Clearing Up Some Christian Confusions about “Doubt”

Clearing Up Some Christian Confusions about “Doubt” April 20, 2015

Clearing Up Some Christian Confusions about “Doubt”

Frederick Buechner famously wrote that “Doubts are the ants in the pants of faith. They keep it awake and moving.” Several Christian writers have extolled the virtues of doubt—even for Christian living. Two of them are the great English Methodist pastor and theologian Leslie Weatherhead in The Christian Agnostic (1965) and Gregory Boyd in The Benefit of the Doubt (2013). (I have reviewed Boyd’s book here earlier.) Paul Tillich, of course, famously claimed that doubt is part of faith in The Dynamics of Faith (1957).

As I have moved into semi-mainline, moderate Protestantism (neither fundamentalist nor liberal) I have increasingly encountered this Christian valorizing of doubt in sermons and informal conversations. I grew up, however, in a form of Christian life that treated doubt as pernicious and destructive of true Christian faith. I remember one evangelist who preached that we should always “believe our beliefs and doubt our doubts!”

Recently I re-read Emil Brunner’s Dogmatics III: The Christian Doctrine of the Church, Faith and the Consummation (1962). There the Swiss theologian criticizes the common Christian attitude that says “I believe; help Thou my unbelief”—as an expression of normal Christian faith. He says there that one should struggle to move beyond this tension between faith and doubt so that doubt moves into the background and faith in God emerges as dominant.

And yet one of my favorite Bill Gaither songs is the haunting “I Believe; Help Thou My Unbelief.” (I can’t quote the whole song here but you can find the lyrics on the web and hear it sung by the Gaither Vocal Band and others on Youtube.) I say it is one of my favorite songs because of its brutal honesty.

Is doubt a necessary, even helpful aspect of Christian faith? Should faith conquer all doubt so that we regard as heroes of Christian faith those who seem to have risen above all doubt?

I think the answers to these questions must begin with definitions of “doubt.” Much confusion is caused in Christian (as other) conversations by multiple (unstated) meanings of words.

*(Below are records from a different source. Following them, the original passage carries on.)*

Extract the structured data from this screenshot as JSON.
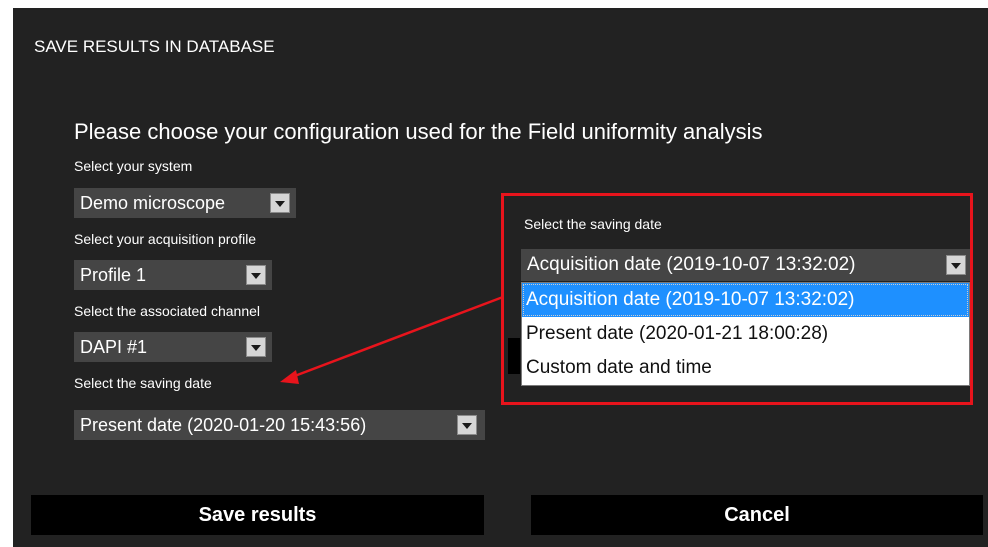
{
  "dialog": {
    "title": "SAVE RESULTS IN DATABASE",
    "heading": "Please choose your configuration used for the Field uniformity analysis",
    "system": {
      "label": "Select your system",
      "value": "Demo microscope"
    },
    "profile": {
      "label": "Select your acquisition profile",
      "value": "Profile 1"
    },
    "channel": {
      "label": "Select the associated channel",
      "value": "DAPI #1"
    },
    "saving_date": {
      "label": "Select the saving date",
      "value": "Present date (2020-01-20 15:43:56)"
    },
    "buttons": {
      "save": "Save results",
      "cancel": "Cancel"
    }
  },
  "zoom_popup": {
    "label": "Select the saving date",
    "value": "Acquisition date (2019-10-07 13:32:02)",
    "options": [
      "Acquisition date (2019-10-07 13:32:02)",
      "Present date (2020-01-21 18:00:28)",
      "Custom date and time"
    ],
    "selected_index": 0
  },
  "colors": {
    "highlight_border": "#e8141c",
    "arrow": "#e8141c",
    "selected_bg": "#1e90ff",
    "dialog_bg": "#222222"
  },
  "icons": {
    "dropdown": "chevron-down-icon",
    "callout_arrow": "arrow-icon"
  }
}
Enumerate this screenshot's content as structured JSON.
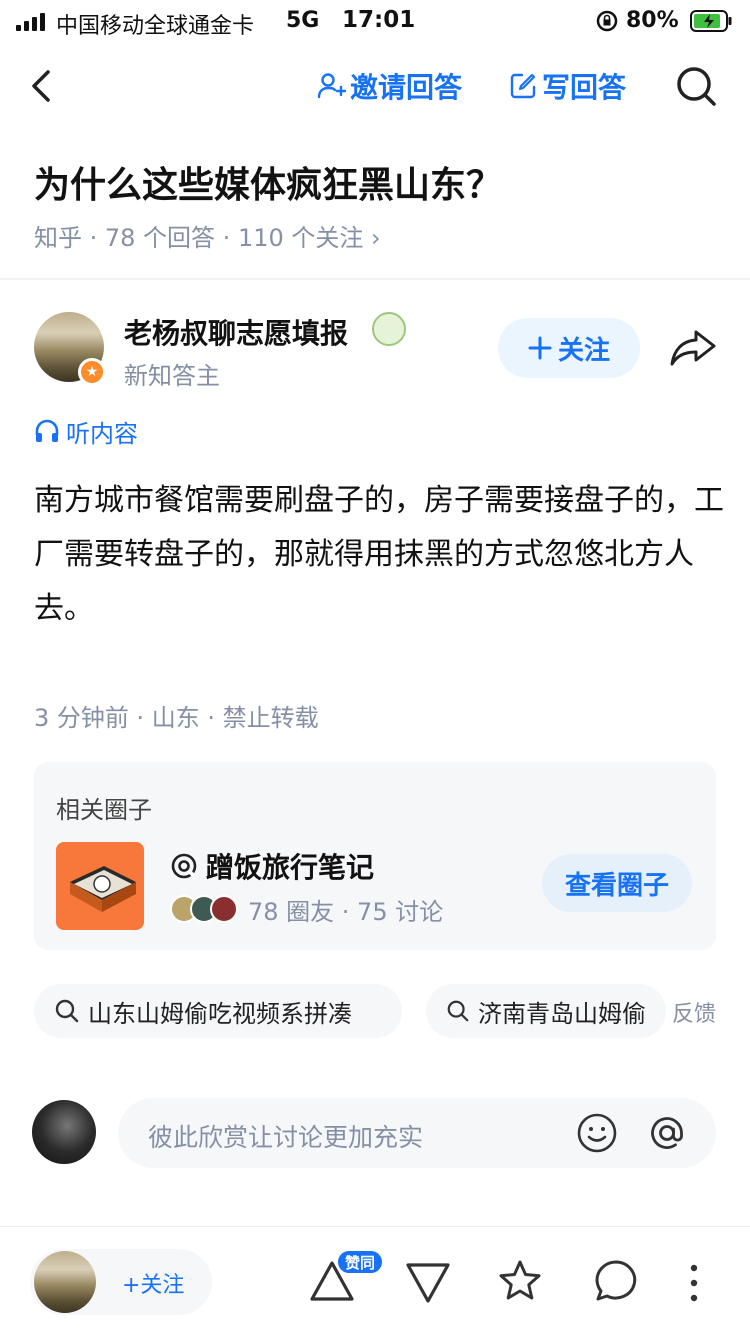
{
  "status": {
    "carrier": "中国移动全球通金卡",
    "network": "5G",
    "time": "17:01",
    "battery": "80%"
  },
  "nav": {
    "invite_label": "邀请回答",
    "write_label": "写回答"
  },
  "question": {
    "title": "为什么这些媒体疯狂黑山东？",
    "meta": "知乎 · 78 个回答 · 110 个关注 ›"
  },
  "author": {
    "name": "老杨叔聊志愿填报",
    "subtitle": "新知答主",
    "follow_label": "关注"
  },
  "listen_label": "听内容",
  "answer": {
    "content": "南方城市餐馆需要刷盘子的，房子需要接盘子的，工厂需要转盘子的，那就得用抹黑的方式忽悠北方人去。",
    "meta": "3 分钟前 · 山东 · 禁止转载"
  },
  "circle": {
    "section_label": "相关圈子",
    "name": "蹭饭旅行笔记",
    "stats": "78 圈友 · 75 讨论",
    "view_label": "查看圈子"
  },
  "searches": {
    "items": [
      "山东山姆偷吃视频系拼凑",
      "济南青岛山姆偷"
    ],
    "feedback_label": "反馈"
  },
  "comment": {
    "placeholder": "彼此欣赏让讨论更加充实"
  },
  "bottom": {
    "follow_label": "+关注",
    "upvote_badge": "赞同"
  },
  "colors": {
    "accent": "#1772f6",
    "muted": "#8590a6"
  }
}
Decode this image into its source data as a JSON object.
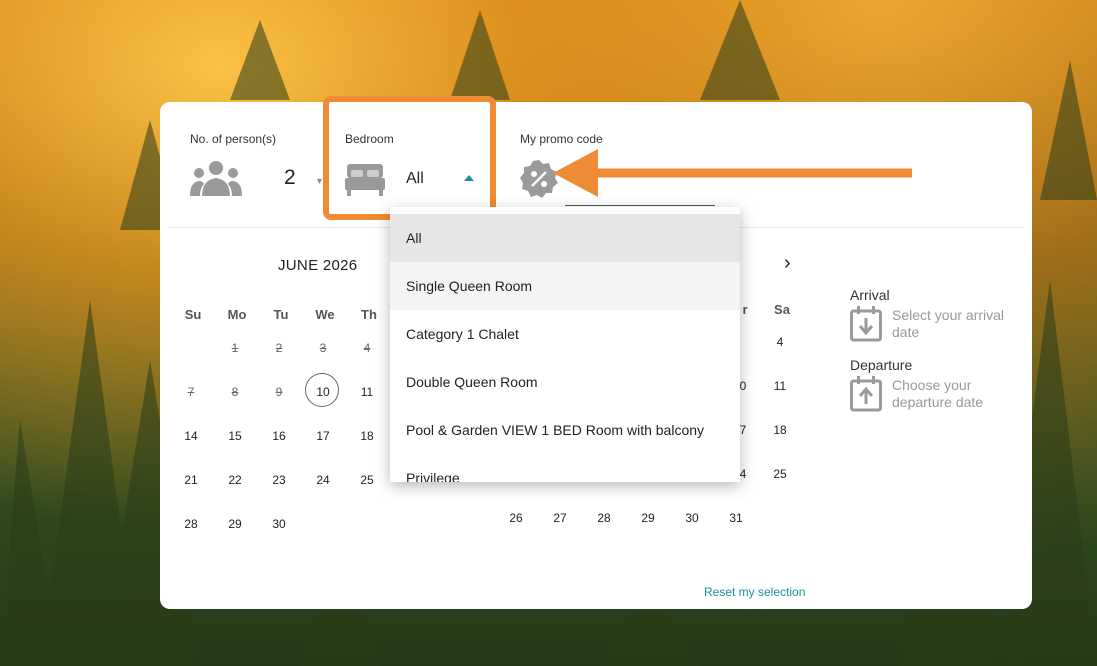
{
  "booking": {
    "persons_label": "No. of person(s)",
    "persons_value": "2",
    "bedroom_label": "Bedroom",
    "bedroom_value": "All",
    "promo_label": "My promo code"
  },
  "calendar": {
    "month_title": "JUNE 2026",
    "weekdays": [
      "Su",
      "Mo",
      "Tu",
      "We",
      "Th"
    ],
    "right_weekday_partial": "r",
    "right_weekday_sa": "Sa",
    "weeks": [
      [
        "",
        "1",
        "2",
        "3",
        "4"
      ],
      [
        "7",
        "8",
        "9",
        "10",
        "11"
      ],
      [
        "14",
        "15",
        "16",
        "17",
        "18"
      ],
      [
        "21",
        "22",
        "23",
        "24",
        "25"
      ],
      [
        "28",
        "29",
        "30",
        "",
        ""
      ]
    ],
    "right_col_sa": [
      "4",
      "11",
      "18",
      "25"
    ],
    "right_partial": [
      "0",
      "7",
      "4"
    ],
    "right_bottom_row": [
      "26",
      "27",
      "28",
      "29",
      "30",
      "31"
    ],
    "today": "10"
  },
  "summary": {
    "arrival_label": "Arrival",
    "arrival_hint": "Select your arrival date",
    "departure_label": "Departure",
    "departure_hint": "Choose your departure date"
  },
  "reset_label": "Reset my selection",
  "dropdown": {
    "options": [
      "All",
      "Single Queen Room",
      "Category 1 Chalet",
      "Double Queen Room",
      "Pool & Garden VIEW 1 BED Room with balcony",
      "Privilege"
    ],
    "selected_index": 0,
    "hover_index": 1
  },
  "colors": {
    "accent": "#1a8fa3",
    "annotation": "#ef8b35",
    "icon_gray": "#9a9a9a"
  }
}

Insofar as “doubt” indicates skepticism toward God, genuine unbelief, resistance to the submission of trust, I judge it to be always only a stage on the way to stronger faith and not an element of faith itself. This “doubt” is a disposition that resists trusting reliance on the truth of God and God’s Word. This disposition is an indicator of the continuing liveliness of “the flesh” (as Paul calls the fallen human nature). It is a sign of need for greater submission to the transforming work of the Holy Spirit renewing the mind.

Insofar as “doubt” means lack of absolute certainty it is merely a sign of finitude. Similarly, insofar as “doubt” means partial understanding (of God and God’s ways) it is merely a sign of finitude. I take it Paul is referring to these when he says that now we see in a glass dimly and only in the future will we see face-to-face. In this sense of “doubt” it is an element in faith because it constitutes admission of not-being-God. We are not capable, at least in this life, of “thinking God’s thoughts after him.” His ways are higher than our ways and his thoughts are higher than our thoughts. Admitting that is no sign of unbelief and stands in no tension with true faith.

Insofar as “doubt” means questioning and wrestling with notions about God we are told to believe but have trouble believing I judge it to be part of the process of “examined faith.” We are instructed in the New Testament to “test all things” and “hold fast to that which is right.” Questioning, examining, reflecting, thinking critically, using our God-given intellects to reason—these can look like “doubting God” when they are only doubting human ideas about God with a disposition of wanting to believe and understand only what God has revealed. This “doubting” is an aspect of what James Sire has called Discipleship of the Mind (1990).

I think it would be helpful if people would make clearer what “doubt” they mean when they talk about doubt as a positive aspect of the life of faith, of Christian living. Insofar as doubt spurs us on to greater dependence on God’s revelation and faith and insofar as doubt causes us to question half-baked notions promoted by Christian communicators it is positive. Insofar as doubt constitutes a disposition of resistance to God’s self-communication and dependence on him alone for self-understanding and understanding of answers to life’s ultimate questions communicated in God’s Word it stands in tension with faith and is something to overcome with prayer: “Lord, I believe; help Thou my unbelief.”